Barth syndrome (BTHS, also known as 3-Methylglutaconic aciduria type II), is an X-linked genetic disorder. The disorder, which affects multiple body systems, is diagnosed almost exclusively in males. It is named after Dutch pediatric neurologist Peter Barth.
This medical information about signs and symptoms for Barth Syndrome has been gathered from various sources, may not be fully accurate, and may not be the full list of Barth Syndrome signs or symptoms. Furthermore, signs and symptoms of Barth Syndrome may vary on an individual basis for each patient. Only your doctor can provide adequate diagnosis of any signs or symptoms and whether they are indeed Barth Syndrome symptoms.
The list of signs and symptoms mentioned in various sources for Barth Syndrome includes the 10 symptoms listed below:
- Skeletal myopathy
- Growth retardation
- Endocardial fibroelastosis
- Weak heart
- Enlarged heart
- Low level of white blood cells
- Skeletal problems
- Delayed growth
- Increased urine level of 3-methylglutaconic acid
- Increased urine level of 2-ethyl-hydracrilic acid
Mutations in the tafazzin gene (TAZ, also called G4.5) are closely associated with Barth syndrome. The tafazzin gene product is believed to function as an acyltransferase in complex lipid metabolism. In 2008, Dr. Kulik found that all the BTHS individuals that he tested had abnormalities in their cardiolipin molecules, a lipid found inside the mitochondria of cells. Cardiolipin is intimately connected with the electron transport chain proteins and the membrane structure of the mitochondria which is the energy producing organelle of the cell. The human tafazzin gene, NG_009634, is listed as over 10,000 base pairs in length and the full-length mRNA, NM_000116, is 1919 nucleotides long encoding 11 exons with a predicted protein length of 292 amino acids and a molecular weight of 33.5 kDa. The tafazzin gene is located at Xq28; the long arm of the X chromosome. Mutations in tafazzin that cause Barth syndrome span many different categories: missense, nonsense, deletion, frameshift, splicing (see Human Tafazzin (TAZ) Gene Mutation & Variation Database).
iPLA2-VIA has been suggested as a target for treatment.
Diagnosis was historically based on metabolic screening of urine showing elevated excretion of organic acids (typically 3-methylglutaconic acid (3-MGCA)), followed by TAZ gene sequencing. However, 3-MGC excretion may be normal even in severe cases. Analysis of the ratio of monolysocardiolipin (MLCL) / cardiolipin (CL) on blood, tissue, fibroblasts or stored neonatal bloodspots is therefore the diagnostic test of choice.

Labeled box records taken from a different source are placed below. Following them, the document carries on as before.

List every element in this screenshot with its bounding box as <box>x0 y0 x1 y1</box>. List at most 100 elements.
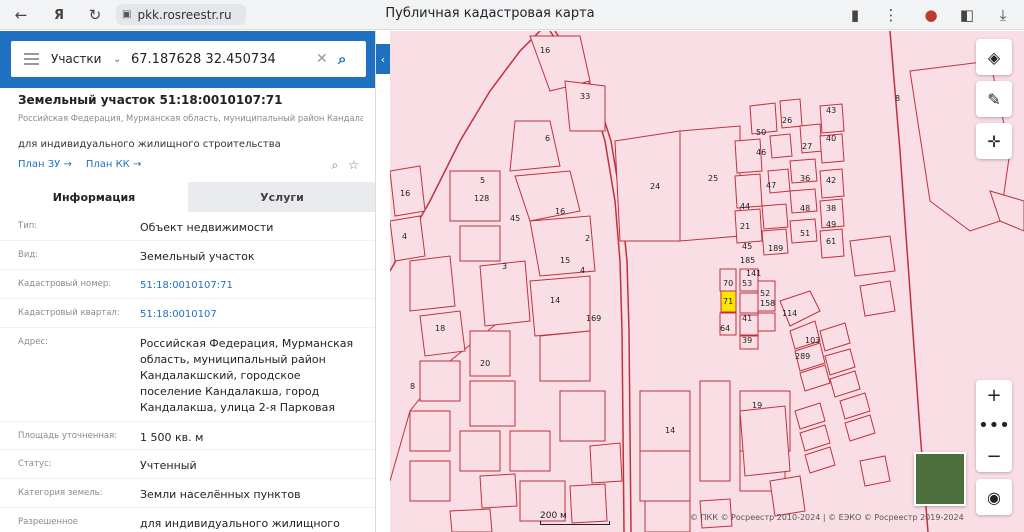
object-actions: ⌕ ☆ <box>332 158 360 173</box>
svg-text:2: 2 <box>585 234 590 243</box>
field-row: Категория земель: Земли населённых пункт… <box>0 479 375 508</box>
field-row: Статус: Учтенный <box>0 450 375 479</box>
search-bar: Участки ⌄ 67.187628 32.450734 ✕ ⌕ <box>0 31 375 88</box>
svg-text:8: 8 <box>410 382 415 391</box>
plan-kk-link[interactable]: План КК → <box>86 159 142 170</box>
svg-text:5: 5 <box>480 176 485 185</box>
svg-text:128: 128 <box>474 194 489 203</box>
field-label: Категория земель: <box>18 488 103 498</box>
scale-bar: 200 м <box>540 511 610 525</box>
zoom-in-button[interactable]: + <box>976 380 1012 411</box>
field-value: Земельный участок <box>140 250 255 263</box>
basemap-thumbnail[interactable] <box>914 452 966 506</box>
tab-services[interactable]: Услуги <box>188 182 375 212</box>
locate-button[interactable]: ✛ <box>976 123 1012 159</box>
field-label: Статус: <box>18 459 52 469</box>
svg-text:114: 114 <box>782 309 797 318</box>
more-icon[interactable]: ⋮ <box>880 4 902 26</box>
search-in-area-icon[interactable]: ⌕ <box>332 158 339 173</box>
ruler-icon: ✎ <box>987 89 1001 109</box>
search-type-select[interactable]: Участки <box>51 52 113 66</box>
zoom-out-button[interactable]: − <box>976 441 1012 472</box>
star-icon[interactable]: ☆ <box>348 158 359 173</box>
field-value: Учтенный <box>140 459 197 472</box>
info-panel: Участки ⌄ 67.187628 32.450734 ✕ ⌕ Земель… <box>0 31 376 532</box>
field-label: Адрес: <box>18 337 48 347</box>
svg-text:25: 25 <box>708 174 718 183</box>
object-title: Земельный участок 51:18:0010107:71 <box>18 93 283 107</box>
svg-text:141: 141 <box>746 269 761 278</box>
search-input[interactable]: 67.187628 32.450734 <box>131 52 316 67</box>
ruler-button[interactable]: ✎ <box>976 81 1012 117</box>
svg-text:289: 289 <box>795 352 810 361</box>
svg-text:50: 50 <box>756 128 766 137</box>
svg-text:42: 42 <box>826 176 836 185</box>
svg-text:43: 43 <box>826 106 836 115</box>
menu-icon[interactable] <box>11 53 51 65</box>
svg-text:16: 16 <box>555 207 565 216</box>
field-value: 1 500 кв. м <box>140 431 204 444</box>
svg-text:51: 51 <box>800 229 810 238</box>
url-text: pkk.rosreestr.ru <box>137 7 232 22</box>
bookmark-icon[interactable]: ▮ <box>844 4 866 26</box>
search-box: Участки ⌄ 67.187628 32.450734 ✕ ⌕ <box>11 41 366 77</box>
svg-text:169: 169 <box>586 314 601 323</box>
plan-zu-link[interactable]: План ЗУ → <box>18 159 72 170</box>
more-button[interactable]: ••• <box>976 411 1012 442</box>
svg-text:6: 6 <box>545 134 550 143</box>
clear-icon[interactable]: ✕ <box>316 51 338 67</box>
download-icon[interactable]: ⤓ <box>992 4 1014 26</box>
object-address: Российская Федерация, Мурманская область… <box>18 113 363 123</box>
browser-toolbar: ← Я ↻ ▣ pkk.rosreestr.ru Публичная кадас… <box>0 0 1024 30</box>
tab-info[interactable]: Информация <box>0 182 188 212</box>
svg-text:16: 16 <box>400 189 410 198</box>
field-row: Разрешенное для индивидуального жилищног… <box>0 508 375 532</box>
svg-text:38: 38 <box>826 204 836 213</box>
chevron-down-icon[interactable]: ⌄ <box>113 54 131 65</box>
layers-icon: ◈ <box>987 47 1001 67</box>
svg-text:45: 45 <box>742 242 752 251</box>
cadastral-number-link[interactable]: 51:18:0010107:71 <box>140 278 360 294</box>
svg-text:36: 36 <box>800 174 810 183</box>
svg-text:26: 26 <box>782 116 792 125</box>
collections-icon[interactable]: ◧ <box>956 4 978 26</box>
field-label: Кадастровый квартал: <box>18 308 120 318</box>
svg-text:48: 48 <box>800 204 810 213</box>
collapse-panel-button[interactable]: ‹ <box>376 44 390 74</box>
svg-text:24: 24 <box>650 182 660 191</box>
svg-text:40: 40 <box>826 134 836 143</box>
search-icon[interactable]: ⌕ <box>338 50 366 68</box>
svg-text:103: 103 <box>805 336 820 345</box>
field-row: Площадь уточненная: 1 500 кв. м <box>0 422 375 450</box>
reload-icon[interactable]: ↻ <box>84 4 106 26</box>
field-row: Вид: Земельный участок <box>0 241 375 270</box>
svg-text:4: 4 <box>580 266 585 275</box>
field-value: Земли населённых пунктов <box>140 488 301 501</box>
crosshair-icon: ✛ <box>987 131 1001 151</box>
yandex-icon[interactable]: Я <box>48 4 70 26</box>
page-title: Публичная кадастровая карта <box>385 6 595 21</box>
back-icon[interactable]: ← <box>10 4 32 26</box>
svg-text:3: 3 <box>502 262 507 271</box>
svg-text:189: 189 <box>768 244 783 253</box>
svg-text:4: 4 <box>402 232 407 241</box>
svg-text:15: 15 <box>560 256 570 265</box>
svg-text:14: 14 <box>550 296 560 305</box>
svg-text:64: 64 <box>720 324 730 333</box>
field-row: Адрес: Российская Федерация, Мурманская … <box>0 328 375 422</box>
cadastral-quarter-link[interactable]: 51:18:0010107 <box>140 307 360 323</box>
cadastral-map[interactable]: 16 33 6 24 25 8 5 128 45 16 15 2 4 3 14 169 18 8 20 1… <box>390 31 1024 532</box>
alice-icon[interactable]: ● <box>920 4 942 26</box>
compass-button[interactable]: ◉ <box>976 479 1012 515</box>
svg-text:33: 33 <box>580 92 590 101</box>
svg-text:71: 71 <box>723 297 733 306</box>
attribute-list: Тип: Объект недвижимости Вид: Земельный … <box>0 212 375 532</box>
address-bar[interactable]: ▣ pkk.rosreestr.ru <box>116 4 246 25</box>
svg-text:53: 53 <box>742 279 752 288</box>
zoom-controls: + ••• − <box>976 380 1012 472</box>
svg-text:27: 27 <box>802 142 812 151</box>
layers-button[interactable]: ◈ <box>976 39 1012 75</box>
compass-icon: ◉ <box>987 487 1001 507</box>
svg-text:47: 47 <box>766 181 776 190</box>
svg-text:45: 45 <box>510 214 520 223</box>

Differential diagnosis includes hereditary, dilated and nutritional cardiomyopathy and idiopathic/cyclic neutropenia (see these terms).
Prenatal diagnosis (chorionic villus biopsy and/or amniocentesis) is possible in families in which the mutation is known.
Prognosis has greatly improved with early detection and improvements in treatment and management. Patients are already surviving into their 40s and are expected to live beyond this age.